The Delta Anomaly
After a rough week at Starfleet Academy, James T Kirk and his friends blow off steam at San Francisco's hottest new club. Their good times come to a screeching halt however, when one of the cadets is attacked by someone who seemingly appears out of thin air. Bones and his medical team save the cadet's life, but they uncover the horrifying consequences of the attack. Meanwhile, Starfleet's investigation reveals the assailant is actually a brutal serial killer form the past - a mysterious entity known only as the Doctor.
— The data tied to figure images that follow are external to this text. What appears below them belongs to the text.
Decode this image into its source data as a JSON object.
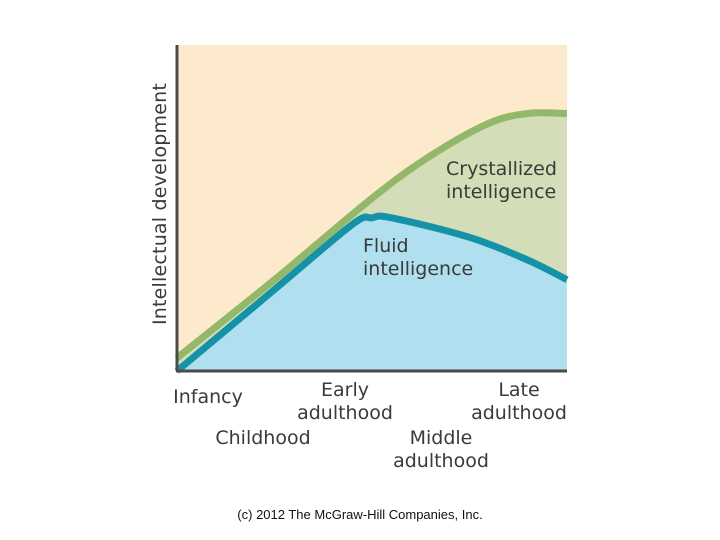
{
  "chart_data": {
    "type": "area",
    "ylabel": "Intellectual development",
    "xlabel": "",
    "tick_labels": [
      {
        "line1": "Infancy",
        "line2": ""
      },
      {
        "line1": "Childhood",
        "line2": ""
      },
      {
        "line1": "Early",
        "line2": "adulthood"
      },
      {
        "line1": "Middle",
        "line2": "adulthood"
      },
      {
        "line1": "Late",
        "line2": "adulthood"
      }
    ],
    "x": [
      0,
      0.25,
      0.5,
      0.75,
      1.0
    ],
    "ylim": [
      0,
      1
    ],
    "grid": false,
    "legend": "none",
    "series": [
      {
        "name": "Crystallized intelligence",
        "line1": "Crystallized",
        "line2": "intelligence",
        "x": [
          0,
          0.25,
          0.5,
          0.65,
          0.8,
          0.9,
          1.0
        ],
        "values": [
          0.04,
          0.28,
          0.53,
          0.66,
          0.76,
          0.79,
          0.79
        ],
        "color": "#94b86a",
        "fill": "#d3ddb8"
      },
      {
        "name": "Fluid intelligence",
        "line1": "Fluid",
        "line2": "intelligence",
        "x": [
          0,
          0.25,
          0.45,
          0.5,
          0.55,
          0.75,
          0.9,
          1.0
        ],
        "values": [
          0.0,
          0.25,
          0.45,
          0.47,
          0.47,
          0.41,
          0.34,
          0.28
        ],
        "color": "#1692a8",
        "fill": "#b0e0ef"
      }
    ],
    "background": "#fde9cb"
  },
  "footer": {
    "copyright": "(c) 2012 The McGraw-Hill Companies, Inc."
  }
}
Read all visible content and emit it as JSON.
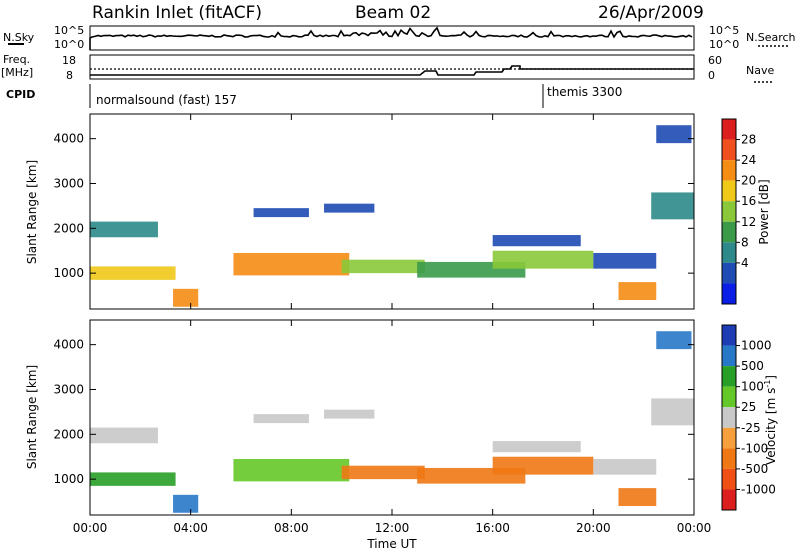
{
  "header": {
    "station": "Rankin Inlet (fitACF)",
    "beam": "Beam 02",
    "date": "26/Apr/2009"
  },
  "chart_data": [
    {
      "type": "line",
      "name": "n-sky-search-panel",
      "left_label": "N.Sky",
      "right_label": "N.Search",
      "left_ticks": [
        "10^5",
        "10^0"
      ],
      "right_ticks": [
        "10^5",
        "10^0"
      ]
    },
    {
      "type": "line",
      "name": "freq-nave-panel",
      "left_label_line1": "Freq.",
      "left_label_line2": "[MHz]",
      "right_label": "Nave",
      "left_ticks": [
        18,
        8
      ],
      "right_ticks": [
        60,
        0
      ]
    },
    {
      "type": "table",
      "name": "cpid-panel",
      "label": "CPID",
      "segments": [
        {
          "text": "normalsound (fast) 157",
          "start_hour": 0
        },
        {
          "text": "themis 3300",
          "start_hour": 18
        }
      ]
    },
    {
      "type": "heatmap",
      "name": "power-panel",
      "ylabel": "Slant Range [km]",
      "yticks": [
        1000,
        2000,
        3000,
        4000
      ],
      "ylim": [
        200,
        4550
      ],
      "xlim": [
        0,
        24
      ],
      "colorbar_label": "Power [dB]",
      "colorbar_ticks": [
        "4",
        "8",
        "12",
        "16",
        "20",
        "24",
        "28"
      ],
      "colorbar_colors": [
        "#0a1ee6",
        "#1e4bb4",
        "#2e8a8a",
        "#3a9a4a",
        "#8ac83a",
        "#f0c818",
        "#f58c14",
        "#f0501e",
        "#dc1e1e"
      ],
      "bands": [
        {
          "t0": 0.0,
          "t1": 2.7,
          "r0": 1800,
          "r1": 2150,
          "level": 2
        },
        {
          "t0": 0.0,
          "t1": 3.4,
          "r0": 850,
          "r1": 1150,
          "level": 5
        },
        {
          "t0": 3.3,
          "t1": 4.3,
          "r0": 250,
          "r1": 650,
          "level": 6
        },
        {
          "t0": 5.7,
          "t1": 10.3,
          "r0": 950,
          "r1": 1450,
          "level": 6
        },
        {
          "t0": 6.5,
          "t1": 8.7,
          "r0": 2250,
          "r1": 2450,
          "level": 1
        },
        {
          "t0": 9.3,
          "t1": 11.3,
          "r0": 2350,
          "r1": 2550,
          "level": 1
        },
        {
          "t0": 10.0,
          "t1": 13.3,
          "r0": 1000,
          "r1": 1300,
          "level": 4
        },
        {
          "t0": 13.0,
          "t1": 17.3,
          "r0": 900,
          "r1": 1250,
          "level": 3
        },
        {
          "t0": 16.0,
          "t1": 20.0,
          "r0": 1100,
          "r1": 1500,
          "level": 4
        },
        {
          "t0": 16.0,
          "t1": 19.5,
          "r0": 1600,
          "r1": 1850,
          "level": 1
        },
        {
          "t0": 20.0,
          "t1": 22.5,
          "r0": 1100,
          "r1": 1450,
          "level": 1
        },
        {
          "t0": 21.0,
          "t1": 22.5,
          "r0": 400,
          "r1": 800,
          "level": 6
        },
        {
          "t0": 22.3,
          "t1": 24.0,
          "r0": 2200,
          "r1": 2800,
          "level": 2
        },
        {
          "t0": 22.5,
          "t1": 23.9,
          "r0": 3900,
          "r1": 4300,
          "level": 1
        }
      ]
    },
    {
      "type": "heatmap",
      "name": "velocity-panel",
      "ylabel": "Slant Range [km]",
      "yticks": [
        1000,
        2000,
        3000,
        4000
      ],
      "ylim": [
        200,
        4550
      ],
      "xlim": [
        0,
        24
      ],
      "xticks": [
        "00:00",
        "04:00",
        "08:00",
        "12:00",
        "16:00",
        "20:00",
        "00:00"
      ],
      "xlabel": "Time UT",
      "colorbar_label_main": "Velocity  [m s",
      "colorbar_label_sup": "-1",
      "colorbar_label_end": "]",
      "colorbar_ticks": [
        "1000",
        "500",
        "100",
        "25",
        "-25",
        "-100",
        "-500",
        "-1000"
      ],
      "colorbar_colors": [
        "#1e3cb4",
        "#2878c8",
        "#28a028",
        "#64c828",
        "#c8c8c8",
        "#f5a03c",
        "#f07814",
        "#f05014",
        "#dc1e1e"
      ],
      "bands": [
        {
          "t0": 0.0,
          "t1": 2.7,
          "r0": 1800,
          "r1": 2150,
          "level": 4
        },
        {
          "t0": 0.0,
          "t1": 3.4,
          "r0": 850,
          "r1": 1150,
          "level": 2
        },
        {
          "t0": 3.3,
          "t1": 4.3,
          "r0": 250,
          "r1": 650,
          "level": 1
        },
        {
          "t0": 5.7,
          "t1": 10.3,
          "r0": 950,
          "r1": 1450,
          "level": 3
        },
        {
          "t0": 6.5,
          "t1": 8.7,
          "r0": 2250,
          "r1": 2450,
          "level": 4
        },
        {
          "t0": 9.3,
          "t1": 11.3,
          "r0": 2350,
          "r1": 2550,
          "level": 4
        },
        {
          "t0": 10.0,
          "t1": 13.3,
          "r0": 1000,
          "r1": 1300,
          "level": 6
        },
        {
          "t0": 13.0,
          "t1": 17.3,
          "r0": 900,
          "r1": 1250,
          "level": 6
        },
        {
          "t0": 16.0,
          "t1": 20.0,
          "r0": 1100,
          "r1": 1500,
          "level": 6
        },
        {
          "t0": 16.0,
          "t1": 19.5,
          "r0": 1600,
          "r1": 1850,
          "level": 4
        },
        {
          "t0": 20.0,
          "t1": 22.5,
          "r0": 1100,
          "r1": 1450,
          "level": 4
        },
        {
          "t0": 21.0,
          "t1": 22.5,
          "r0": 400,
          "r1": 800,
          "level": 6
        },
        {
          "t0": 22.3,
          "t1": 24.0,
          "r0": 2200,
          "r1": 2800,
          "level": 4
        },
        {
          "t0": 22.5,
          "t1": 23.9,
          "r0": 3900,
          "r1": 4300,
          "level": 1
        }
      ]
    }
  ]
}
Reviewed on 25th November 2010
I decided to read this book because it is the first novel to be set in the parallel world created in the recent Star Trek movie, and despite its billing as a 'Young Adult' novel. It is set at the Academy while Kirk, Uhura and Bones are cadets, and sees them dealing with their studies, relationships and an alien invader who is stealing human organs.
Unlike other 'young adult' books I've read recently, this one takes it to the extreme. The writing style is that I would expect in a book aimed at a child of around ten, while some of the content I would like to think would be more suitable for someone in their mid-teens. As an adult reading, it comes across as very fast paced and lacking in detail. Chapters tend to end mid-scene with me wanting to find out what happened next, only for the next to jump forward several hours.
The plot is reasonable. It's a good mix of student life with adventure, and the two storylines intermingle well and feed off each other. Perhaps the non-academic aspects of studenthood are simplified and juvenilised a touch, but that may be a result of either the young target audience or it being based on the American eduction system. The plot will have a little more value to longer term Star Trek fans, who will get some of the implied references, but actually this kind of irritated me, as I wish the author had been a little more original.
The characters are by far the best thing about this book. Kirk and Uhura are portrayed exactly as in the recent film, and Bones and Spock make good back-ups to the pair, however Spock does feel a little shoehorned in. There is also some confused continuity regarding how far through their studies each of the characters is, with some disagreement with implications from the film.
Will I continue to read this series? I'm not yet sure. At first I thought that the writing was too young for me, but now I don't know if that will stop me. I might try the second one to see if this is how it will settle down.